After experiencing the mercy and grace of God referred to verses 3 and 4, Harris said he recognized that “God had to bring us down to a lowness before we can ever rise to what he wants us to do.”

“We are nothing without him. We need to quit relying upon our degrees, finances, and talents. It’s only when we become so low that he is able to reveal to us his attributes – his graciousness, faithfulness, mercy,” he said.

Harris also noted that in verse 12 David is unsure of how to respond to such mercy and grace.

“In the final outcome, David says ‘I’ll take up the cup of salvation.’” Harris noted. “Salvation is not just forgiveness of sin – it is preservation from our difficulties.
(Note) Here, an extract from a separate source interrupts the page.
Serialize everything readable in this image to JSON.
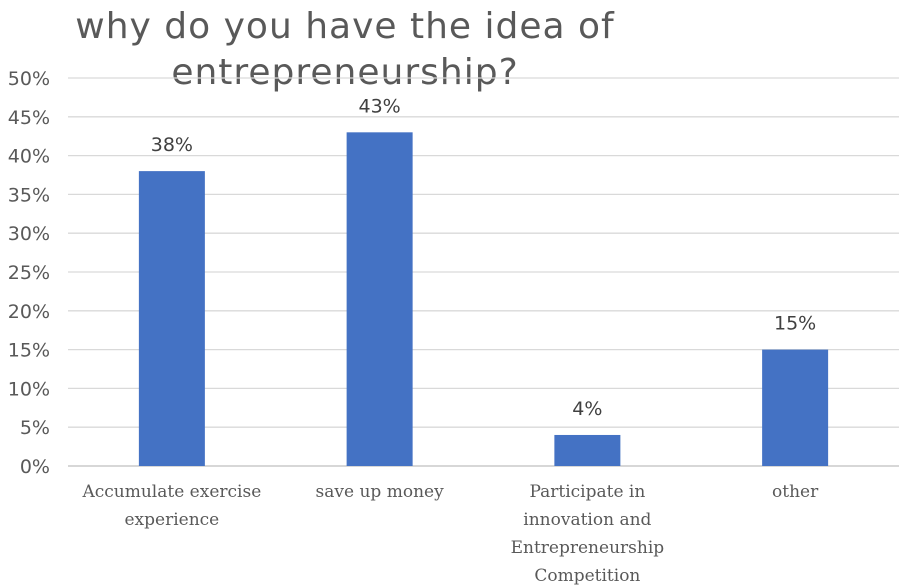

Along with the sovereign had of God, Harris also expressed appreciation to his wife, Lynda, who also sustained him with loving care at home.

“Did you know there is a difference between taking a vow and paying a vow?” He asked, referring to verse 14 which states “I will pay my vows to the Lord.”

“For about eight weeks she paid those vows, listening to me cough, cleaning my trache, rushing me to the hospital. That was the ‘for worse’ part of the vow,” he said. “The psalmist says ‘I’ll pay my vow.’ He has come through the death experience.

“Precious in the sight of the Lord is the death of his saints. O Lord, truly I am your servant.”  Psalm 116:15-16a

Harris said that even while he was in flight to the hospital he felt the presence of God.

“I never felt fear, even when two guys said ‘We’re going to lose him.’ I sensed the presence of God,” he said, adding that the presence of God would prepare him for the dark nights ahead during his recovery phase in which Harris would “discover what I had preached and heard about and talked about.  I’m not interested in going to somebody’s church for cultural performance of religion where there is not power or presence of [God.]”

Although Harris has regained his eyesight and ability to speak, the months following the accident rendered him unable to fulfill many speaking engagements.

“I’d been very busy. I haven’t had an open date from June to Nov. and had 18 engagements that I had to cancel, but God laid this on my heart and I am no longer open to taking engagement.” he said.  “I’d rather sit in the dark, blind and mute and meeting with [God] than to go through the motions of playing church.  The ritual of going through church had left my soul empty.  Those nights, instead of being angry with God, I experienced something in 50 years of ministry I hadn’t experienced—the power of prayer and the sweetness of being still.”